Performance of a Large Language Model in the Generation of Clinical Guidelines for Antibiotic Prophylaxis in Spine Surgery

Bashar ZAIDAT; Nancy SHRESTHA; Ashley M ROSENBERG; Wasil AHMED; Rami RAJJOUB; Timothy HOANG; Mateo Restrepo MEJIA; Akiro H DUEY; Justin E TANG; Jun S KIM; Samuel K CHO

Return

Performance of a Large Language Model in the Generation of Clinical Guidelines for Antibiotic Prophylaxis in Spine Surgery

Author: Bashar ZAIDAT ¹ ; Nancy SHRESTHA ; Ashley M. ROSENBERG ; Wasil AHMED ; Rami RAJJOUB ; Timothy HOANG ; Mateo Restrepo MEJIA ; Akiro H. DUEY ; Justin E. TANG ; Jun S. KIM ; Samuel K. CHO
Author Information

1. Department of Orthopedic Surgery, Icahn School of Medicine at Mount Sinai, New York, NY, Korea
Publication Type:Original Article
From: Neurospine 2024;21(1):128-146
CountryRepublic of Korea
Language:English
Abstract: Objective:Large language models, such as chat generative pre-trained transformer (ChatGPT), have great potential for streamlining medical processes and assisting physicians in clinical decision-making.
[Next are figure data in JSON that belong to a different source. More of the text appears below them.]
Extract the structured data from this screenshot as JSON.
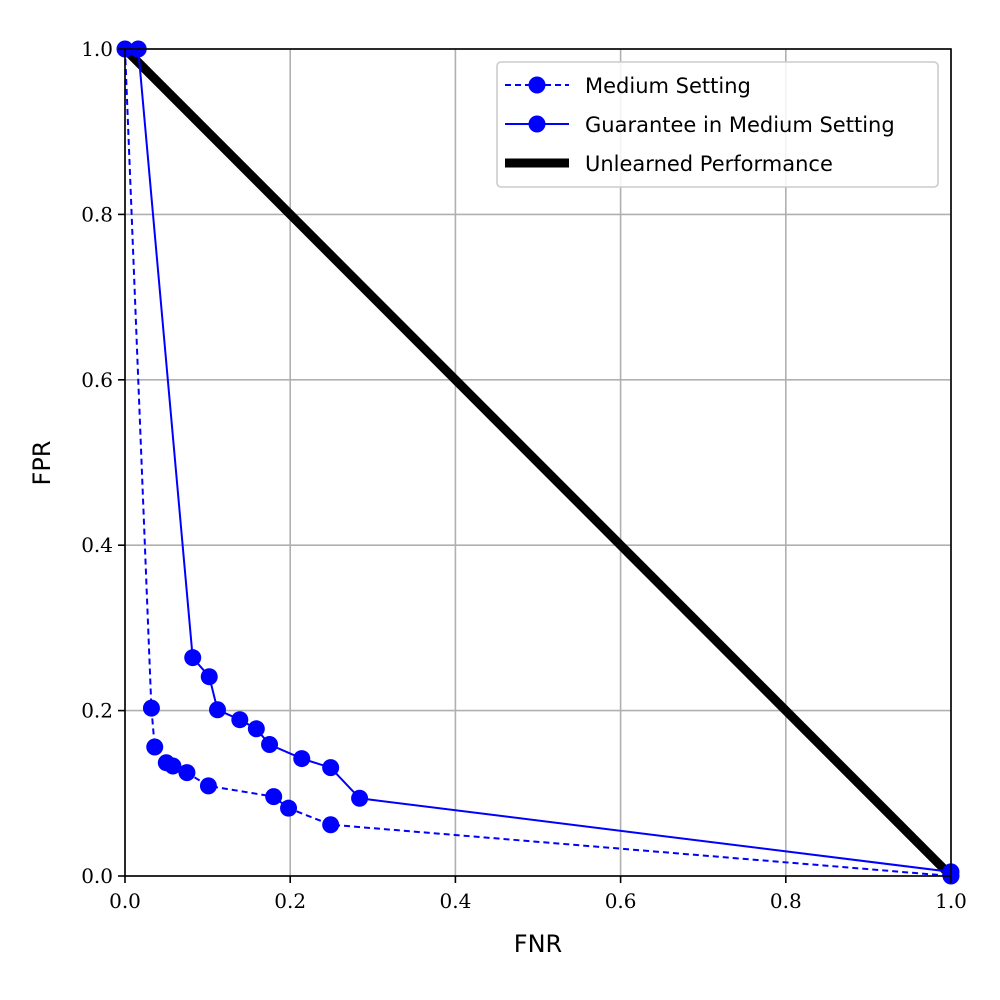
{
  "chart_data": {
    "type": "line",
    "title": "",
    "xlabel": "FNR",
    "ylabel": "FPR",
    "xlim": [
      0,
      1
    ],
    "ylim": [
      0,
      1
    ],
    "xticks": [
      "0.0",
      "0.2",
      "0.4",
      "0.6",
      "0.8",
      "1.0"
    ],
    "yticks": [
      "0.0",
      "0.2",
      "0.4",
      "0.6",
      "0.8",
      "1.0"
    ],
    "grid": true,
    "legend_position": "top-right",
    "series": [
      {
        "name": "Medium Setting",
        "style": "dashed",
        "marker": "circle",
        "color": "#0000ff",
        "x": [
          0.0,
          0.032,
          0.036,
          0.05,
          0.058,
          0.075,
          0.101,
          0.18,
          0.198,
          0.249,
          1.0
        ],
        "y": [
          1.0,
          0.203,
          0.156,
          0.137,
          0.133,
          0.125,
          0.109,
          0.096,
          0.082,
          0.062,
          0.0
        ]
      },
      {
        "name": "Guarantee in Medium Setting",
        "style": "solid",
        "marker": "circle",
        "color": "#0000ff",
        "x": [
          0.016,
          0.082,
          0.102,
          0.112,
          0.139,
          0.159,
          0.175,
          0.214,
          0.249,
          0.284,
          1.0
        ],
        "y": [
          1.0,
          0.264,
          0.241,
          0.201,
          0.189,
          0.178,
          0.159,
          0.142,
          0.131,
          0.094,
          0.005
        ]
      },
      {
        "name": "Unlearned Performance",
        "style": "solid-thick",
        "marker": "none",
        "color": "#000000",
        "x": [
          0.0,
          1.0
        ],
        "y": [
          1.0,
          0.0
        ]
      }
    ]
  }
}
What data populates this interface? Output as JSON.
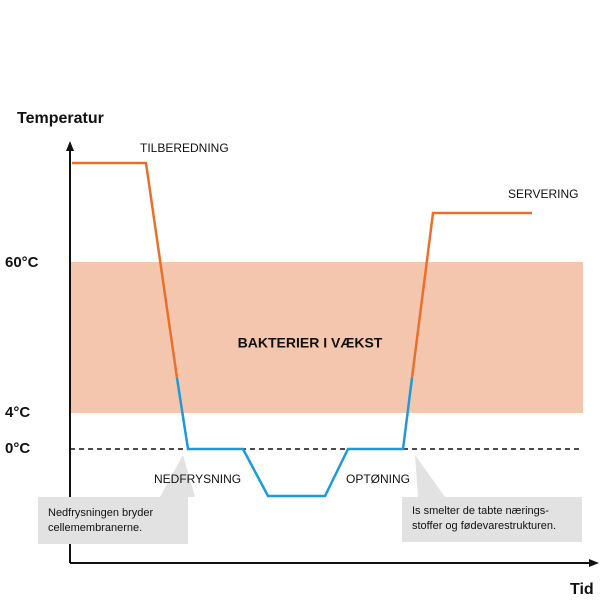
{
  "axis": {
    "y_title": "Temperatur",
    "x_title": "Tid",
    "levels": [
      "60°C",
      "4°C",
      "0°C"
    ]
  },
  "zone": {
    "label": "BAKTERIER I VÆKST"
  },
  "phases": [
    "TILBEREDNING",
    "NEDFRYSNING",
    "OPTØNING",
    "SERVERING"
  ],
  "callouts": [
    {
      "lines": [
        "Nedfrysningen bryder",
        "cellemembranerne."
      ]
    },
    {
      "lines": [
        "Is smelter de tabte nærings-",
        "stoffer og fødevarestrukturen."
      ]
    }
  ]
}
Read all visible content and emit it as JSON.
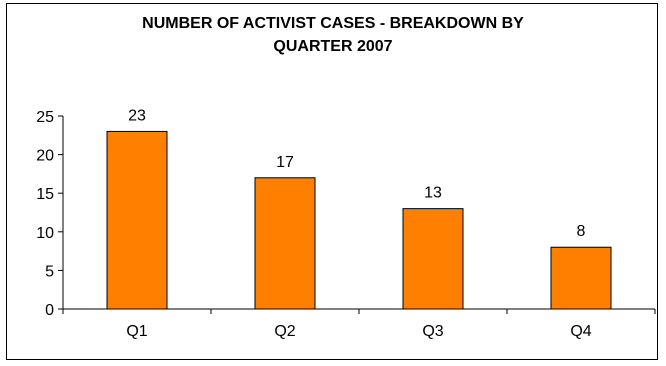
{
  "chart_data": {
    "type": "bar",
    "title_lines": [
      "NUMBER OF ACTIVIST CASES - BREAKDOWN BY",
      "QUARTER 2007"
    ],
    "categories": [
      "Q1",
      "Q2",
      "Q3",
      "Q4"
    ],
    "values": [
      23,
      17,
      13,
      8
    ],
    "ylim": [
      0,
      25
    ],
    "yticks": [
      0,
      5,
      10,
      15,
      20,
      25
    ],
    "grid": false,
    "legend": "none",
    "colors": {
      "bar_fill": "#FF8000",
      "bar_stroke": "#000000"
    }
  }
}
This study aimed to assess the potential of ChatGPT’s 2 models (GPT-3.5 and GPT-4.0) to support clinical decision-making by comparing its responses for antibiotic prophylaxis in spine surgery to accepted clinical guidelines.
Methods:ChatGPT models were prompted with questions from the North American Spine Society (NASS) Evidence-based Clinical Guidelines for Multidisciplinary Spine Care for Antibiotic Prophylaxis in Spine Surgery (2013). Its responses were then compared and assessed for accuracy.
Results:Of the 16 NASS guideline questions concerning antibiotic prophylaxis, 10 responses (62.5%) were accurate in ChatGPT’s GPT-3.5 model and 13 (81%) were accurate in GPT-4.0. Twenty-five percent of GPT-3.5 answers were deemed as overly confident while 62.5% of GPT-4.0 answers directly used the NASS guideline as evidence for its response.
Conclusion:ChatGPT demonstrated an impressive ability to accurately answer clinical questions. GPT-3.5 model’s performance was limited by its tendency to give overly confident responses and its inability to identify the most significant elements in its responses. GPT-4.0 model’s responses had higher accuracy and cited the NASS guideline as direct evidence many times. While GPT-4.0 is still far from perfect, it has shown an exceptional ability to extract the most relevant research available compared to GPT-3.5. Thus, while ChatGPT has shown far-reaching potential, scrutiny should still be exercised regarding its clinical use at this time.